Sautons malhabilement par-dessus les lignes blanches pour lui causer. Tapis rouge : Raynald Daoust, ce jeune gaucher, deuxième joueur au Québec de la Fédération senior, quatrième au Canada, et 24e à la prestigieuse ITF World Tennis Masters.

« Le tennis, ça fait depuis les années 50 que j’en joue. Dans l’histoire de Verdun, mon nom est associé au tennis local. »

Plus grand d’une pomme, le Suisse Klaus Schiess, à droite, vient d’être battu par Raynald Daoust.

« Mais j’ai vraiment recommencé à jouer au tennis il y a cinq ou six ans, donc à refaire des tournois dans un cycle très organisé. C’est en fait quand j’ai atteint mes 80 ans, avoue l’habile joueur de la gauche, “encore capable d’aller chercher le plus vil amorti au net”. Et né en 1938 ! Comme j’en ai 85, la piqûre m’est revenue tard en carrière, à ce moment (vénérable) où l’on s’y attend le moins. Tout ça juste avant l’année précédant la COVID ! »

« Tu devrais recommencer à faire des rencontres inscrites au calendrier, à marquer des points au classement de la Fédération, m’ont souvent répété mes amis », y compris le jovial Paul Beneteau, aussi verdunois d’origine, au revers de la conversation. Parce que tu as l’air en grand-forme ! »

La pandémie n’a vraiment pas réfréné l’as de la raquette, qui habite depuis l’âge de 29 ans à l’extérieur de l’arrondissement, sur la Rive-Sud. « La pandémie ? Ç’a duré quelques mois pour nous au tennis, pas plus ! Au début, ç’a été un réel problème. Fallait pas mélanger les balles avec celles des autres. Fallait faire attention à tout.

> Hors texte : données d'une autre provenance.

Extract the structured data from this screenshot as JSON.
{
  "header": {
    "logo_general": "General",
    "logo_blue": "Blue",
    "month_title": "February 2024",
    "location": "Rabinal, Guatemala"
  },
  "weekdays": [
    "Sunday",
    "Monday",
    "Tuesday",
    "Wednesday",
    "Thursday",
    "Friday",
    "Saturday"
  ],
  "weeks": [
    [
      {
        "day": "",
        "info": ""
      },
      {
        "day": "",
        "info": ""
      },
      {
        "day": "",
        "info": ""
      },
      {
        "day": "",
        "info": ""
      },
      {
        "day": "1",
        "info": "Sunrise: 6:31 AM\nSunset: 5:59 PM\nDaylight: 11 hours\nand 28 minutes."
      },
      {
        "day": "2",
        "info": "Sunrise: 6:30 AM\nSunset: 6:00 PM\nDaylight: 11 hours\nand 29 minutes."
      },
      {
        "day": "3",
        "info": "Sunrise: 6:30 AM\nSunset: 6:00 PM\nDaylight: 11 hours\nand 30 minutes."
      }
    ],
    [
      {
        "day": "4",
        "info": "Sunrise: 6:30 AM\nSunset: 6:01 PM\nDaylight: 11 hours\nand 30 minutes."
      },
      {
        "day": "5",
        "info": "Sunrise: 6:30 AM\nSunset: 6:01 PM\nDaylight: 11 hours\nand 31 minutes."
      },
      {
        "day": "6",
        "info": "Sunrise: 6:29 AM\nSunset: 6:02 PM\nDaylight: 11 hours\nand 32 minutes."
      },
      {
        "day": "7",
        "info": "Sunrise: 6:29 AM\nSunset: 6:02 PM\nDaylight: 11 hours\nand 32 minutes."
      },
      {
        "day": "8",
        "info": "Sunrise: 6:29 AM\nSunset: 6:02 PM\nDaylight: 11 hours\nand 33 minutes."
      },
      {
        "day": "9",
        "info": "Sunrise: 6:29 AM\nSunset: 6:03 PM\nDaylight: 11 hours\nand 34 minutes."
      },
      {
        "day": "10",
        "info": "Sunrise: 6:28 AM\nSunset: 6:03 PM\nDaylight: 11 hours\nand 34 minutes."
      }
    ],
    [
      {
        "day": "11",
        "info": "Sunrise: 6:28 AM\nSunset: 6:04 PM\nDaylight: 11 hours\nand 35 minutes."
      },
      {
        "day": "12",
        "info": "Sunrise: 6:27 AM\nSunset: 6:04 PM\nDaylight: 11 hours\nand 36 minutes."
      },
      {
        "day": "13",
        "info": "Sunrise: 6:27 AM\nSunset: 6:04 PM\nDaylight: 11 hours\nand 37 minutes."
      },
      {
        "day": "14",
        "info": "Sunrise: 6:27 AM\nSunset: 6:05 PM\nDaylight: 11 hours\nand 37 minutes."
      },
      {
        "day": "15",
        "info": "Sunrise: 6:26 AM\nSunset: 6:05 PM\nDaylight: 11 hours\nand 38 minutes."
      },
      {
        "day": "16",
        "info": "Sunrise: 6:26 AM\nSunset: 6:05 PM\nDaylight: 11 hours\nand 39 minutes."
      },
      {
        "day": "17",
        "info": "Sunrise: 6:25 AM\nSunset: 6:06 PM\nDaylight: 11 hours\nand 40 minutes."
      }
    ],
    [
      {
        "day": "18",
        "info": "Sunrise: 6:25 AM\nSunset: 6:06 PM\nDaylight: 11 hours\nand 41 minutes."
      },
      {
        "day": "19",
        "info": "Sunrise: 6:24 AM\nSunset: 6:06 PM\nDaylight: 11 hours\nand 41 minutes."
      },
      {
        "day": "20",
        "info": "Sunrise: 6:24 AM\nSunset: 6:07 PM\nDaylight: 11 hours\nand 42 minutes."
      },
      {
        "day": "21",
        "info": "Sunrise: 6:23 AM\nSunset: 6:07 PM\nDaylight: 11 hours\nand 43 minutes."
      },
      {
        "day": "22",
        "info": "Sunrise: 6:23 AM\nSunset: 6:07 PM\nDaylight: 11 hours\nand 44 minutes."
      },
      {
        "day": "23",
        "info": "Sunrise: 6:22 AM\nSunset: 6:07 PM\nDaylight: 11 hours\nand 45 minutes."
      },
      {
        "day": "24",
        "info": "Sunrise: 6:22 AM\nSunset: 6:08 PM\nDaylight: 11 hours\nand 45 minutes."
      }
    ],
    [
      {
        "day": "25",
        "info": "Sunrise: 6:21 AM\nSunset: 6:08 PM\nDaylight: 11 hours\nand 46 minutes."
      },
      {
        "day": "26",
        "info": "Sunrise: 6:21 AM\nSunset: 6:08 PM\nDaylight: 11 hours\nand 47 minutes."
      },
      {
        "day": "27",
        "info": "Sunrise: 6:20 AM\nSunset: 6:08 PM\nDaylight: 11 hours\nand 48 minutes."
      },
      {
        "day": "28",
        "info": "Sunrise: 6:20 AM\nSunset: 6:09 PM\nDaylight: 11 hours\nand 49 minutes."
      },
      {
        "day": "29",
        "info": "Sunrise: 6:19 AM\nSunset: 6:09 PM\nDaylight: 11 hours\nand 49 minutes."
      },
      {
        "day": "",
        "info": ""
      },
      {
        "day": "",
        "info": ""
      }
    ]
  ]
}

Une affaire de fous ! Tout s’est replacé avant l’automne… »

« Mais j’oubliais ! renchérit-il du même souffle. J’ai gagné la compétition récemment quand j’ai battu le numéro un au classement provincial. Comme nous étions près l’un de l’autre au classement, ça n’a pas eu d’incidence ; j’ai ajouté 400 points pour ma victoire, mon adversaire 320. »

Lors d’un podium en sol espagnol, en 2023.

« Plus tôt, en février, j’avais remonté mon classement au 17e rang mondial, mais j’avais perdu ma position la semaine suivante quand j’ai été éliminé dès ma première partie », raconte l’ex-directeur des services financiers à la commission scolaire de Saint-Laurent.

« À 28 ans, j’ai quitté Verdun pour Brossard. Mais je n’ai jamais cessé de jouer au tennis, que ce soit sur le plan amical ou dans un classement organisé… Je me considère chanceux de pouvoir jouer encore, de ne pas avoir de misère à marcher. Pratiquer le tennis pour moi, ça nous maintient en vie. Je ne fais pas d’autre sport, je n’ai plus de temps. »

« C’est tellement important de pratiquer du sport ! Peut-être que ça m’aura servi. » 

Même s’il a été opposé, l’an dernier, lors d’un tournoi disputé en Turquie, à un joueur de 99 ans, M. Daoust conclut notre appel en indiquant qu’il continue « à jouer au moins deux fois par semaine, souvent trois. Avant l’hiver, on portait le survêtement de tennis cinq fois au cours d’une seule semaine ».

Photo prise à la Tennis Academy en 1996.

Note : Bientôt au calendrier annuel, le Québec participera bientôt contre la Nouvelle-Angleterre à la Friendship Cup, et le 10 juin, Raynald Daoust est inscrit à l’épreuve de la Fédération internationale du Mont-Tremblant pour défendre les couleurs de son pays.

daoustraynaldgmail.com

* * *

Raynald Daoust en bref

  • Début au tennis amateur en 1954, au Club de tennis de Verdun, plus tard devenu le Club Woodland ;
  • Membre du club pendant 12 ans (1954-1968) ;
  • Secrétaire et trésorier du WPTC durant six ans ;
  • Initiateur du tournoi invitation de Verdun (1960-1968) où plusieurs des meilleurs joueurs et joueuses du Canada ont participé.

Classement personnel

  • Catégorie des plus de 85 ans (2024)
  • 2e au Québec ;
  • 4e au Canada ;
  • 24e Classement ITF World Tennis Masters Tour.
  • Membre de l’équipe canadienne des 85+ ans aux Championnats ITF World Tennis Masters Tour :
    – tenu à Majorque, en Espagne (octobre 2023) ;
    – tenu à Antalya-Manavgat, en Turquie (mars 2024). Gagnant de l’or aux simples consolations ;
  • Finaliste (médaille d’argent) du double avec Horst Dammholz (Colombie-Britannique) aux Mondiaux en Turquie.
  • Champions canadiens en doubles (2023) avec Peter Marshall (Nouvelle-Écosse).